The liver should be cubed, weighed, and divided into two equal portions, each weighing 3 to 5 grams. For homogenization, the ratio of homogenizing medium to tissue is imporant, as is the depth of liquid in the container when using a Polytron type homogenizer. We have had great success by mincing the tissue 'dry' in a 50 ml plastic disposable beaker, adding 20 ml homogenizing medium, mixing to suspend the mince, and homogenizing at a setting of '40' for 10 sec.

In our lab we use 0.25M sucrose, 5 mM HEPES buffer, and 1 mM EDTA, pH 7.2 for homogenizing. We use a shearing type homogenizer called 'Tissuemizer,' with T25 stainless steel shaft, made by Tekmar, Inc. (Cincinnatti, Oh). A teflon-on-glass (Potter-Elvehjem) homogenizer can also be used, but it takes longer. The Polytron is fast but prolonged or overly vigorous homogenization can be damaging to mitochondria. Both methods yield good preparations from rat liver.

To remove large cell and tissue fragments and cell nuclei (the 'nuclear pellet'), we centrifuge the homogenate at 500 x g for 10 minutes (2600 rpm in a Sorvall SS-34 centrifuge), using a Sorvall SS-34 centifuge tube and rotor, or the equivalent. Before centrifugation, we top off the homogenate with medium to fill each tube. To bring down the mitochondrial pellet we pour the supernatant into a clean centrifuge tube, and without topping off we centrifuge at 11,000 rpm (9400 x g) for 10 min.

When the supernatant is poured off, the loose upper part of the mitochondrial pellet may come off as well. Most of the pellet, containing the healthy mitochondria, is dense enough to remain behind. The white foamy material near the top of the tube consists of lipids, which must be kept from contact with the mitochondria. They can be removed by wiping the inside of the tube with a lab wiper. Any mixing of lipids with the mitochondria suspension will cause them to uncouple (lose their ability to maintain a chemiosmotic gradient) quickly. After using a pasteur pipet to remove the last bit of liquid, a glass rod should be used to stir the remaining pellet into a smooth paste. We keep the centrifuge tube on ice while stirring, and try not to introduce air into the suspension.

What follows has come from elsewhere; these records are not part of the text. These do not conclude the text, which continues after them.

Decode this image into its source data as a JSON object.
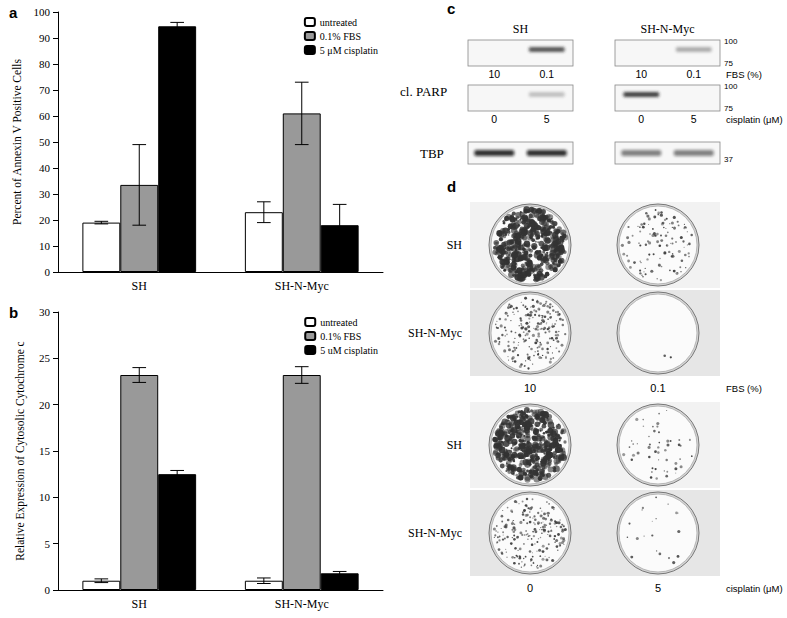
{
  "chart_data": [
    {
      "panel": "a",
      "type": "bar",
      "y_label": "Percent of Annexin V Positive Cells",
      "categories": [
        "SH",
        "SH-N-Myc"
      ],
      "series": [
        {
          "name": "untreated",
          "color": "#ffffff",
          "values": [
            19,
            23
          ],
          "error": [
            0.5,
            4
          ]
        },
        {
          "name": "0.1% FBS",
          "color": "#999999",
          "values": [
            33.5,
            61
          ],
          "error": [
            15.5,
            12
          ]
        },
        {
          "name": "5 μM cisplatin",
          "color": "#000000",
          "values": [
            94.5,
            18
          ],
          "error": [
            1.5,
            8
          ]
        }
      ],
      "ylim": [
        0,
        100
      ],
      "yticks": [
        0,
        10,
        20,
        30,
        40,
        50,
        60,
        70,
        80,
        90,
        100
      ],
      "grid": false,
      "legend": "upper right"
    },
    {
      "panel": "b",
      "type": "bar",
      "y_label": "Relative Expression of Cytosolic Cytochrome c",
      "categories": [
        "SH",
        "SH-N-Myc"
      ],
      "series": [
        {
          "name": "untreated",
          "color": "#ffffff",
          "values": [
            1,
            1
          ],
          "error": [
            0.2,
            0.3
          ]
        },
        {
          "name": "0.1% FBS",
          "color": "#999999",
          "values": [
            23.2,
            23.2
          ],
          "error": [
            0.8,
            0.9
          ]
        },
        {
          "name": "5 uM cisplatin",
          "color": "#000000",
          "values": [
            12.5,
            1.8
          ],
          "error": [
            0.4,
            0.2
          ]
        }
      ],
      "ylim": [
        0,
        30
      ],
      "yticks": [
        0,
        5,
        10,
        15,
        20,
        25,
        30
      ],
      "grid": false,
      "legend": "upper right"
    }
  ],
  "blot": {
    "panel": "c",
    "groups": [
      "SH",
      "SH-N-Myc"
    ],
    "target": "cl. PARP",
    "loading": "TBP",
    "rows": [
      {
        "levels": [
          10,
          0.1
        ],
        "unit": "FBS (%)"
      },
      {
        "levels": [
          0,
          5
        ],
        "unit": "cisplatin (μM)"
      }
    ],
    "markers": [
      100,
      75,
      37
    ]
  },
  "plates": {
    "panel": "d",
    "rows": [
      "SH",
      "SH-N-Myc"
    ],
    "treatments": [
      {
        "levels": [
          10,
          0.1
        ],
        "unit": "FBS (%)"
      },
      {
        "levels": [
          0,
          5
        ],
        "unit": "cisplatin (μM)"
      }
    ]
  }
}
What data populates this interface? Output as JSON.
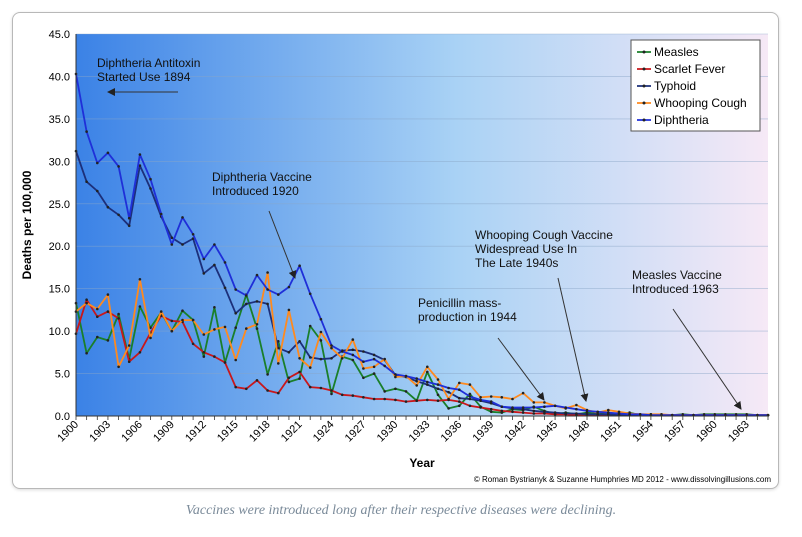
{
  "caption": "Vaccines were introduced long after their respective diseases were declining.",
  "colors": {
    "bg_left": "#3b82e6",
    "bg_mid": "#a9d2f5",
    "bg_right": "#f6e9f6",
    "measles": "#1a7f2a",
    "scarlet_fever": "#c8171b",
    "typhoid": "#1c2f7a",
    "whooping_cough": "#ff8a1e",
    "diphtheria": "#1f2fd8"
  },
  "chart_data": {
    "type": "line",
    "title": "",
    "xlabel": "Year",
    "ylabel": "Deaths per 100,000",
    "xlim": [
      1900,
      1965
    ],
    "ylim": [
      0,
      45
    ],
    "grid": true,
    "legend_position": "top-right",
    "y_ticks": [
      "0.0",
      "5.0",
      "10.0",
      "15.0",
      "20.0",
      "25.0",
      "30.0",
      "35.0",
      "40.0",
      "45.0"
    ],
    "x_ticks": [
      "1900",
      "1903",
      "1906",
      "1909",
      "1912",
      "1915",
      "1918",
      "1921",
      "1924",
      "1927",
      "1930",
      "1933",
      "1936",
      "1939",
      "1942",
      "1945",
      "1948",
      "1951",
      "1954",
      "1957",
      "1960",
      "1963"
    ],
    "x": [
      1900,
      1901,
      1902,
      1903,
      1904,
      1905,
      1906,
      1907,
      1908,
      1909,
      1910,
      1911,
      1912,
      1913,
      1914,
      1915,
      1916,
      1917,
      1918,
      1919,
      1920,
      1921,
      1922,
      1923,
      1924,
      1925,
      1926,
      1927,
      1928,
      1929,
      1930,
      1931,
      1932,
      1933,
      1934,
      1935,
      1936,
      1937,
      1938,
      1939,
      1940,
      1941,
      1942,
      1943,
      1944,
      1945,
      1946,
      1947,
      1948,
      1949,
      1950,
      1951,
      1952,
      1953,
      1954,
      1955,
      1956,
      1957,
      1958,
      1959,
      1960,
      1961,
      1962,
      1963,
      1964,
      1965
    ],
    "series": [
      {
        "name": "Measles",
        "color": "#1a7f2a",
        "values": [
          13.3,
          7.4,
          9.3,
          8.9,
          12.0,
          6.7,
          12.9,
          10.4,
          12.2,
          10.0,
          12.4,
          11.3,
          7.0,
          12.8,
          6.3,
          10.4,
          14.3,
          10.3,
          4.9,
          8.8,
          4.0,
          4.4,
          10.6,
          8.9,
          2.6,
          7.0,
          6.6,
          4.5,
          5.0,
          2.9,
          3.2,
          2.9,
          1.8,
          5.2,
          2.5,
          0.9,
          1.2,
          2.6,
          1.1,
          0.5,
          0.4,
          0.8,
          0.7,
          1.1,
          0.6,
          0.2,
          0.4,
          0.2,
          0.4,
          0.3,
          0.2,
          0.2,
          0.4,
          0.1,
          0.2,
          0.1,
          0.1,
          0.2,
          0.1,
          0.2,
          0.2,
          0.2,
          0.2,
          0.2,
          0.1,
          0.1
        ]
      },
      {
        "name": "Scarlet Fever",
        "color": "#c8171b",
        "values": [
          9.7,
          13.7,
          11.7,
          12.3,
          11.5,
          6.4,
          7.5,
          9.8,
          11.8,
          11.2,
          11.1,
          8.5,
          7.5,
          7.0,
          6.3,
          3.4,
          3.2,
          4.2,
          3.0,
          2.7,
          4.5,
          5.2,
          3.4,
          3.3,
          3.0,
          2.5,
          2.4,
          2.2,
          2.0,
          2.0,
          1.9,
          1.7,
          1.8,
          1.9,
          1.8,
          1.9,
          1.7,
          1.2,
          1.0,
          0.8,
          0.6,
          0.5,
          0.4,
          0.3,
          0.3,
          0.2,
          0.2,
          0.1,
          0.1,
          0.1,
          0.1,
          0.1,
          0.1,
          0.1,
          0.1,
          0.1,
          0.1,
          0.1,
          0.1,
          0.1,
          0.1,
          0.1,
          0.1,
          0.1,
          0.1,
          0.1
        ]
      },
      {
        "name": "Typhoid",
        "color": "#1c2f7a",
        "values": [
          31.2,
          27.6,
          26.5,
          24.6,
          23.7,
          22.4,
          29.5,
          26.8,
          23.5,
          21.0,
          20.2,
          20.9,
          16.8,
          17.8,
          15.1,
          12.1,
          13.2,
          13.5,
          13.2,
          8.0,
          7.5,
          8.8,
          6.9,
          6.7,
          6.8,
          7.7,
          7.8,
          7.6,
          7.2,
          6.6,
          4.8,
          4.6,
          4.1,
          3.7,
          3.2,
          2.8,
          2.1,
          2.0,
          1.8,
          1.5,
          1.1,
          0.9,
          0.8,
          0.6,
          0.5,
          0.4,
          0.3,
          0.3,
          0.2,
          0.2,
          0.2,
          0.1,
          0.1,
          0.1,
          0.1,
          0.1,
          0.1,
          0.1,
          0.1,
          0.1,
          0.1,
          0.1,
          0.1,
          0.1,
          0.1,
          0.1
        ]
      },
      {
        "name": "Whooping Cough",
        "color": "#ff8a1e",
        "values": [
          12.3,
          13.3,
          12.6,
          14.3,
          5.8,
          8.3,
          16.1,
          9.2,
          12.3,
          10.0,
          11.3,
          11.3,
          9.6,
          10.2,
          10.5,
          6.6,
          10.3,
          10.8,
          16.9,
          6.2,
          12.5,
          6.8,
          5.7,
          9.9,
          8.0,
          6.8,
          9.0,
          5.6,
          5.8,
          6.7,
          4.6,
          4.7,
          3.6,
          5.8,
          4.3,
          2.0,
          3.9,
          3.7,
          2.2,
          2.3,
          2.2,
          2.0,
          2.7,
          1.6,
          1.6,
          1.2,
          0.9,
          1.3,
          0.7,
          0.4,
          0.7,
          0.5,
          0.3,
          0.2,
          0.2,
          0.2,
          0.1,
          0.1,
          0.1,
          0.1,
          0.1,
          0.1,
          0.1,
          0.1,
          0.1,
          0.1
        ]
      },
      {
        "name": "Diphtheria",
        "color": "#1f2fd8",
        "values": [
          40.3,
          33.5,
          29.8,
          31.0,
          29.4,
          23.3,
          30.8,
          27.9,
          23.8,
          20.2,
          23.4,
          21.4,
          18.5,
          20.2,
          18.1,
          14.9,
          14.2,
          16.6,
          14.9,
          14.3,
          15.2,
          17.7,
          14.4,
          11.4,
          8.3,
          7.6,
          7.2,
          6.4,
          6.7,
          5.9,
          4.9,
          4.7,
          4.4,
          4.0,
          3.7,
          3.3,
          3.1,
          2.3,
          1.9,
          1.7,
          1.1,
          1.0,
          1.0,
          1.0,
          1.1,
          1.2,
          1.0,
          0.8,
          0.6,
          0.5,
          0.4,
          0.3,
          0.2,
          0.2,
          0.1,
          0.1,
          0.1,
          0.1,
          0.1,
          0.1,
          0.1,
          0.1,
          0.1,
          0.1,
          0.1,
          0.1
        ]
      }
    ],
    "annotations": [
      {
        "lines": [
          "Diphtheria Antitoxin",
          "Started Use 1894"
        ]
      },
      {
        "lines": [
          "Diphtheria Vaccine",
          "Introduced 1920"
        ]
      },
      {
        "lines": [
          "Penicillin mass-",
          "production in 1944"
        ]
      },
      {
        "lines": [
          "Whooping Cough Vaccine",
          "Widespread Use In",
          "The Late 1940s"
        ]
      },
      {
        "lines": [
          "Measles Vaccine",
          "Introduced 1963"
        ]
      }
    ],
    "credit": "© Roman Bystrianyk & Suzanne Humphries MD 2012 - www.dissolvingillusions.com"
  }
}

Mitochondria keep best when concentrated, to minimize exposure to oxygen. They remain dormant until diluted into an oxygen-rich respiration medium. The paste should be transferred to an eppendorf tube, and air spaces prevented by careful pipetting with a yellow tip micropipettor. Use of a pasteur pipet at this point results in loss of much of the pellet, since it sticks readily to glass. Once transferred to an eppendorf tube the preparation is ready for use.